Posted by: Mike Dahn, VP, WestlawNext Product Development, Thomson Reuters Legal | Aug 23, 2010 2:29:09 PM
I am finding that if you have no idea what you are looking, WestlawNext is okay. However, if you know exactly what you are looking for, WestlawNext is not the tool to use. I tried looking for the Mutual Legal Assistance treaty between the US and Canada. I got thousand of results using WestlawNext. I ran the same search in Google and it was the first one on the list. I'm continuing to experiment with WestlawNext. My attorneys really like it; I'm not as impressed.

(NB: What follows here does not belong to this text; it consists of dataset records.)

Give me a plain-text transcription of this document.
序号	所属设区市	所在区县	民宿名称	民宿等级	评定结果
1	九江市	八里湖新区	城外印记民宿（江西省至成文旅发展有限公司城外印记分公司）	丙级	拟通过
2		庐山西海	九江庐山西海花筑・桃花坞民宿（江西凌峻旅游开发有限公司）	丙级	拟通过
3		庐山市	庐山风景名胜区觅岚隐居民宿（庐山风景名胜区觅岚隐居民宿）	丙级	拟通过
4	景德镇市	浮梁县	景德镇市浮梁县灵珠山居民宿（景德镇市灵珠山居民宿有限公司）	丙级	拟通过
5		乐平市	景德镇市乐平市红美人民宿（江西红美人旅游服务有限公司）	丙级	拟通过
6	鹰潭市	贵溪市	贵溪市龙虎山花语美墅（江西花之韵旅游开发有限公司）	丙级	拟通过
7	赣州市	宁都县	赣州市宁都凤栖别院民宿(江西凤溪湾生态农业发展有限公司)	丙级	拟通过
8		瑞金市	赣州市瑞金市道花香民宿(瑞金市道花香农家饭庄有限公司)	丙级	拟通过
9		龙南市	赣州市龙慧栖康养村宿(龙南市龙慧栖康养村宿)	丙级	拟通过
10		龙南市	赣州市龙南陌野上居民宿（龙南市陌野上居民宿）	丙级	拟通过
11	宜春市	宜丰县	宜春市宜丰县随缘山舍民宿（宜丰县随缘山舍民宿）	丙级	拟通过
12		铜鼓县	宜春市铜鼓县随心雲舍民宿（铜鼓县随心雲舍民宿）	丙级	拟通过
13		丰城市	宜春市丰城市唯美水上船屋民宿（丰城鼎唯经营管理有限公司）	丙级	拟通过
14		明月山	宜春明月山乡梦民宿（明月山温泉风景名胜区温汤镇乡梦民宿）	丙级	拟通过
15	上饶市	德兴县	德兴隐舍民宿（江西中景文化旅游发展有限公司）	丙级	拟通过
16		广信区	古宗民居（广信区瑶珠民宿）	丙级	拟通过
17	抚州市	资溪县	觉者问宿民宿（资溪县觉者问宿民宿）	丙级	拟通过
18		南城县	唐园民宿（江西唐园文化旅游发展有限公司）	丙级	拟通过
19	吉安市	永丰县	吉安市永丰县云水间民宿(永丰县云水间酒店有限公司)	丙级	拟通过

Posted by: Mary E. Matuszak | Aug 20, 2010 7:57:00 AM
Well I tried the same search without the quote marks, and narrowed it down to 714 results, but this is still way too many and not what you would expect! I shows that understanding Boolean logic is still going to matter a lot if you want good results in Westlaw Next. By the way, I ran "omar khadr" AND "optional protocol" in Google Scholar, which indexes HeinonLine. I just searched the articles database, and got 49 results! A comparison of the result sets on WestlawNext and Google Scholar would be interesting.